We talk a lot about the moral, historical and philosophical legitimacy of nullification here at the Tenth Amendment Center. But more importantly, we aim to show you that nullification actually works.
Obviously, we hold the principles of nullification in high regard. Heck, I wrote and entire book, Our Last Hope: Rediscovering the Lost Path to Liberty, on the subject. But ideas mean nothing unless we can put them into concrete action and actually advance the cause of liberty.
That raises the fundamental question: does nullification work?
At its core, nullification seeks to make an act, "null, void or simply unenforceable." One method to accomplish this centers around non-compliance. In other words simply ignore the unconstitutional, unjust act.
A peaceful demonstration during a "4/20″ celebration in Philadelphia illustrates the effectiveness of this tactic. These folks probably weren't thinking about "nullification." Most of them likely didn't even intend to make a political statement. They just wanted a little buzz. Nevertheless, their demonstration reveals the powerlessness of "authority" when large numbers of people refuse to acknowledge the validity of a "law."
A little background for those not immersed in the weed culture (that would include me, by the way). The term 420 evolved into a code-word for pot smokers. (You can read the story HERE.) As a result, April 20 became sort of a subculture holiday. For our purposes, you really just need to know that people gather together on April 20 and get high.

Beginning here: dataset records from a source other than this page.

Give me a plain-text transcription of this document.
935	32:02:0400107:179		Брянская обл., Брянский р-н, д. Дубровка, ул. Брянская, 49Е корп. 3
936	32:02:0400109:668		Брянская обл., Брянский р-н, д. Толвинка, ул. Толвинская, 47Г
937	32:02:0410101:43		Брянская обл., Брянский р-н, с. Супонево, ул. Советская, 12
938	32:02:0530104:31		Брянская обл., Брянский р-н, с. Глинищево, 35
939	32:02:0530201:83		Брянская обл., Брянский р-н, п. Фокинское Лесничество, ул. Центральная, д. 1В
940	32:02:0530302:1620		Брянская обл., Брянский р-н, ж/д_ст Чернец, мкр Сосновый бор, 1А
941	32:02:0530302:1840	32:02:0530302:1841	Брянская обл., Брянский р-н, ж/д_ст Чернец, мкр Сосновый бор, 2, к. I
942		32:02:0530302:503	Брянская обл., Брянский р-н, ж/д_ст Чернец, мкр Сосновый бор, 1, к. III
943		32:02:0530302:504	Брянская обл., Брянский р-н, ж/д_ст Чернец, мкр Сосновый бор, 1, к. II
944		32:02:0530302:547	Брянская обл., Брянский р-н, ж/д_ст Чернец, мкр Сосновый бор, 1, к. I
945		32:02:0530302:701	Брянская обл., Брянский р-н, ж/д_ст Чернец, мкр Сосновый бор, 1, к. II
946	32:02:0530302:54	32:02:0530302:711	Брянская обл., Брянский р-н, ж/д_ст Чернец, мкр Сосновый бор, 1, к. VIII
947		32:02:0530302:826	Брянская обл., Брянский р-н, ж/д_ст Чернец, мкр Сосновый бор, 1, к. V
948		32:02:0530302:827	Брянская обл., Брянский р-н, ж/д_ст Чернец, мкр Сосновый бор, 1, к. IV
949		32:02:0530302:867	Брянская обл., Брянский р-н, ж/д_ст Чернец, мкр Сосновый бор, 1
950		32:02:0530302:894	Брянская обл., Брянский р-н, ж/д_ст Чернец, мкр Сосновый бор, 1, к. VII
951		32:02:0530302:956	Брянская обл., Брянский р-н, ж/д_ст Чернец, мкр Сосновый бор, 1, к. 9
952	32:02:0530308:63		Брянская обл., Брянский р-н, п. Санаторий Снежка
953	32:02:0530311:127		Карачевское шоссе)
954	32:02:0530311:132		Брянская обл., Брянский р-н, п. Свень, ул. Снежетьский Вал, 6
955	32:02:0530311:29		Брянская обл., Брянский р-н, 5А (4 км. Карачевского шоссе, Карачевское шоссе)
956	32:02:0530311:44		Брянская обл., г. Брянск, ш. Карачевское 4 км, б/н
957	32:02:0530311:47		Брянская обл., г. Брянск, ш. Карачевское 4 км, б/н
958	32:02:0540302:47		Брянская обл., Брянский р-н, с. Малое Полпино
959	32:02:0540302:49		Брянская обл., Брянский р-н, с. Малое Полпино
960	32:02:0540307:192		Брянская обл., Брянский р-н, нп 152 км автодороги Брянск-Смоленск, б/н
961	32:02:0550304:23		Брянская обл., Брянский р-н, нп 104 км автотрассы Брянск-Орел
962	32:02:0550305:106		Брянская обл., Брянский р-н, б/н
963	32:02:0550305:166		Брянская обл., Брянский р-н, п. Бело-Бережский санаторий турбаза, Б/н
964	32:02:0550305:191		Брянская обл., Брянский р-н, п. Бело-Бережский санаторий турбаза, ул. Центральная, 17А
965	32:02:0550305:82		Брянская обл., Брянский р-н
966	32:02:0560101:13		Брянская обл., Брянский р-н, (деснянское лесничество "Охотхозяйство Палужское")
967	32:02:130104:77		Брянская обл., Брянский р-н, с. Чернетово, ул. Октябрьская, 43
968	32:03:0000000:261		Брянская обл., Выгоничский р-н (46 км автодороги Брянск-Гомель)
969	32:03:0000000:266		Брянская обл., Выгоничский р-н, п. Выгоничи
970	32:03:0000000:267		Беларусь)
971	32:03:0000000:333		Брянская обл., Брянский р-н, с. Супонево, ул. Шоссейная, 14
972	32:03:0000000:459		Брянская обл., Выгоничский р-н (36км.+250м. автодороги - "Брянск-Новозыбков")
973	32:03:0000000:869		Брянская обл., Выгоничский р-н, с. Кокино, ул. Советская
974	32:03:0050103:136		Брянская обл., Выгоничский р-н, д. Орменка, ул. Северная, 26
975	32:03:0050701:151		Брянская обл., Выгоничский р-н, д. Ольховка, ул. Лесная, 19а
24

Last year on April 20th, more than 500 people gathered near Independence Hall (the irony there should not be lost on you) to celebrate 4/20 in their unique way. National Parks Service rangers and police simply looked the other way as the crowd ignored state and federal law, much to the chagrin of Michael Marcarvage.
Marcarvage reportedly showed up to "share the gospel of Jesus Christ." Incensed by the blatant disregard of the law, he insisted police and federal park rangers step in and do something.
"They're smoking marijuana over here," he said to the ranger. "And you're letting them do that.."
The officer basically dodges the question, pointing out that the group has a valid permit to gather in the park.
But Marcarvage presses on.
"I would like you to enforce the law. You have children out here passing by the sidewalk. You can arrest me if you want, but I'm not going to tolerate the police doing nothing about this." he said. "You're not going to stop these people from smoking marijuana in public? It's illegal. It's a violation of the law here in the Commonwealth of Pennsylvania. "
Getting nowhere, he demands to speak to a supervisor. When the supervising federal park ranger shows up, Marcarvage determines the officer is aware of the "activity" and asks, "Are you going to enforce the law?"
At this point, we are treated to a demonstration of the power of noncompliance nullification.
"We don't have the resources to combat that right now," the officer says. "There's probably upwards of 500 to 700 people over there."
There you have it. No resources means no enforcement.
Whether you agree or disagree with marijuana laws, the incident last Saturday demonstrates an important truth: authorities cannot enforce "laws" large number of people refuse to acknowledge. Those folks outside Independence Hall effectively nullified marijuana laws.
And the truth a bunch pot-heads demonstrated in Philly at the micro level applies on the macro level as well.
Imagine 20 or 30 states refusing to enforce federal acts violating the Second Amendment.
Imagine 20 or 30 states refusing to cooperate with indefinite detention provisions written into the NDAA.
Imagine 20 or 30 states refusing to lift a finger to set up or run the national health care act.
The feds would certainly bluster, badger and throw a temper tantrum. But when when all was said and done, they would simply have to say, "We don't have the resources to combat that right now."
In the principles of nullification, we have within our grasp "means of opposition…powerful and at hand" when the federal government acts outside of its proper powers. As James Madison wrote before the Constitution was even ratified:
The disquietude of the people; their repugnance and, perhaps refusal to cooperate with officers of the Union, the frowns of the executive magistracy of the State; the embarrassment created by legislative devices, which would often be added on such occasions, would oppose, in any State, very serious impediments; and were the sentiments of several adjoining States happen to be in Union, would present obstructions which the federal government would hardly be willing to encounter.
Nullification is not just "the rightful remedy."